Thinking in terms of Algebraic laws, I was wondering if there are any official guide lines which exist in the realm of bit manipulations, similar to Algebra.
代数示例
a-b =/= b-a
让 a = 7 和 b = 5
- a-b = 2
- b-a = -2
让 a = 10 和 b = 3
- a-b = 7
- b-a = -7
因此如果>b , b-a 等于 a-b 的负值.因此,我们可以说 | a-b |= | b-a | .
Thus if a > b, b - a will be the negative equivalent to a - b.

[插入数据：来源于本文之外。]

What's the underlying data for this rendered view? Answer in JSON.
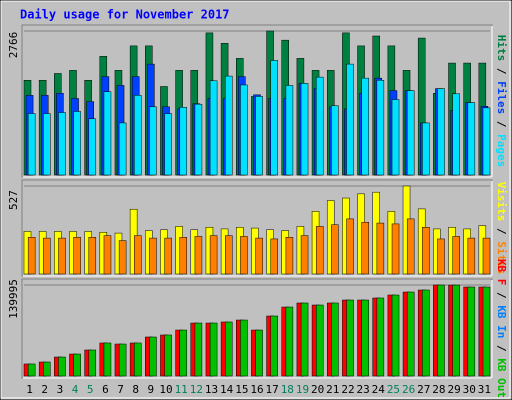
{
  "chart_data": [
    {
      "type": "bar",
      "title": "Daily usage for November 2017",
      "ylim": [
        0,
        2766
      ],
      "yticks": [
        2766
      ],
      "legend_separator": "/",
      "series": [
        {
          "name": "Hits",
          "color": "#008040",
          "values": [
            1820,
            1820,
            1950,
            2010,
            1820,
            2280,
            2010,
            2480,
            2480,
            1700,
            2010,
            2010,
            2730,
            2530,
            2240,
            1510,
            2766,
            2590,
            2240,
            2010,
            2010,
            2730,
            2480,
            2670,
            2480,
            2010,
            2630,
            1570,
            2150,
            2150,
            2150
          ]
        },
        {
          "name": "Files",
          "color": "#0040ff",
          "values": [
            1530,
            1530,
            1570,
            1470,
            1410,
            1890,
            1720,
            1890,
            2130,
            1310,
            1270,
            1370,
            1470,
            1470,
            1890,
            1540,
            1470,
            1470,
            1760,
            1660,
            1310,
            1270,
            1570,
            1860,
            1620,
            1620,
            1000,
            1660,
            1240,
            1390,
            1320
          ]
        },
        {
          "name": "Pages",
          "color": "#00e0ff",
          "values": [
            1180,
            1180,
            1200,
            1220,
            1080,
            1600,
            1000,
            1530,
            1310,
            1180,
            1300,
            1360,
            1810,
            1900,
            1730,
            1510,
            2200,
            1720,
            1760,
            1880,
            1330,
            2130,
            1860,
            1820,
            1450,
            1620,
            1000,
            1660,
            1560,
            1390,
            1290
          ]
        }
      ]
    },
    {
      "type": "bar",
      "ylim": [
        0,
        527
      ],
      "yticks": [
        527
      ],
      "legend_separator": "/",
      "series": [
        {
          "name": "Visits",
          "color": "#ffff00",
          "values": [
            255,
            255,
            255,
            255,
            255,
            250,
            245,
            388,
            260,
            265,
            285,
            265,
            280,
            270,
            280,
            275,
            265,
            260,
            285,
            375,
            440,
            455,
            480,
            490,
            375,
            527,
            390,
            270,
            280,
            270,
            290
          ]
        },
        {
          "name": "Sites",
          "color": "#ff8000",
          "values": [
            220,
            215,
            215,
            220,
            220,
            230,
            200,
            230,
            215,
            215,
            220,
            225,
            230,
            230,
            225,
            215,
            210,
            220,
            230,
            285,
            295,
            330,
            310,
            305,
            300,
            330,
            280,
            210,
            225,
            215,
            215
          ]
        }
      ]
    },
    {
      "type": "bar",
      "ylim": [
        0,
        139995
      ],
      "yticks": [
        139995
      ],
      "legend_separator": "/",
      "categories": [
        "1",
        "2",
        "3",
        "4",
        "5",
        "6",
        "7",
        "8",
        "9",
        "10",
        "11",
        "12",
        "13",
        "14",
        "15",
        "16",
        "17",
        "18",
        "19",
        "20",
        "21",
        "22",
        "23",
        "24",
        "25",
        "26",
        "27",
        "28",
        "29",
        "30",
        "31"
      ],
      "category_colors": [
        "#000000",
        "#000000",
        "#000000",
        "#00805c",
        "#00805c",
        "#000000",
        "#000000",
        "#000000",
        "#000000",
        "#000000",
        "#00805c",
        "#00805c",
        "#000000",
        "#000000",
        "#000000",
        "#000000",
        "#000000",
        "#00805c",
        "#00805c",
        "#000000",
        "#000000",
        "#000000",
        "#000000",
        "#000000",
        "#00805c",
        "#00805c",
        "#000000",
        "#000000",
        "#000000",
        "#000000",
        "#000000"
      ],
      "series": [
        {
          "name": "KB F",
          "color": "#ff0000",
          "values": [
            18500,
            21500,
            29200,
            33800,
            40000,
            50800,
            49200,
            50800,
            60000,
            63100,
            70700,
            81500,
            81500,
            83100,
            86100,
            70700,
            92300,
            106100,
            112300,
            109200,
            112300,
            116900,
            116900,
            120000,
            124600,
            129200,
            132300,
            139995,
            139900,
            136900,
            136900
          ]
        },
        {
          "name": "KB In",
          "color": "#0080ff",
          "values": [
            0,
            0,
            0,
            0,
            0,
            0,
            0,
            0,
            0,
            0,
            0,
            0,
            0,
            0,
            0,
            0,
            0,
            0,
            0,
            0,
            0,
            0,
            0,
            0,
            0,
            0,
            0,
            0,
            0,
            0,
            0
          ]
        },
        {
          "name": "KB Out",
          "color": "#00c000",
          "values": [
            18500,
            21500,
            29200,
            33800,
            40000,
            50800,
            49200,
            50800,
            60000,
            63100,
            70700,
            81500,
            81500,
            83100,
            86100,
            70700,
            92300,
            106100,
            112300,
            109200,
            112300,
            116900,
            116900,
            120000,
            124600,
            129200,
            132300,
            139995,
            139900,
            136900,
            136900
          ]
        }
      ]
    }
  ]
}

Because of this, we can say |a - b| = |b - a|.
其中 | x | 表示 x 的绝对值.
按位示例
a |b =/= a + b
00001010 = 10 OR 00000101 = 5 ----------------- 00001111 = 15请注意无符号字节操作: 10 |5 = 15 ,与 10 + 5 = 15
Note the unsigned byte manipulation: 10 | 5 = 15, which is synonymous with 10 + 5 = 15
但是,如果 a 和 b 都等于5并且我们对它们进行 OR ,则结果将为5,因为 a =b ,这意味着我们只是将相同的确切位彼此进行比较,因此不会产生新的结果.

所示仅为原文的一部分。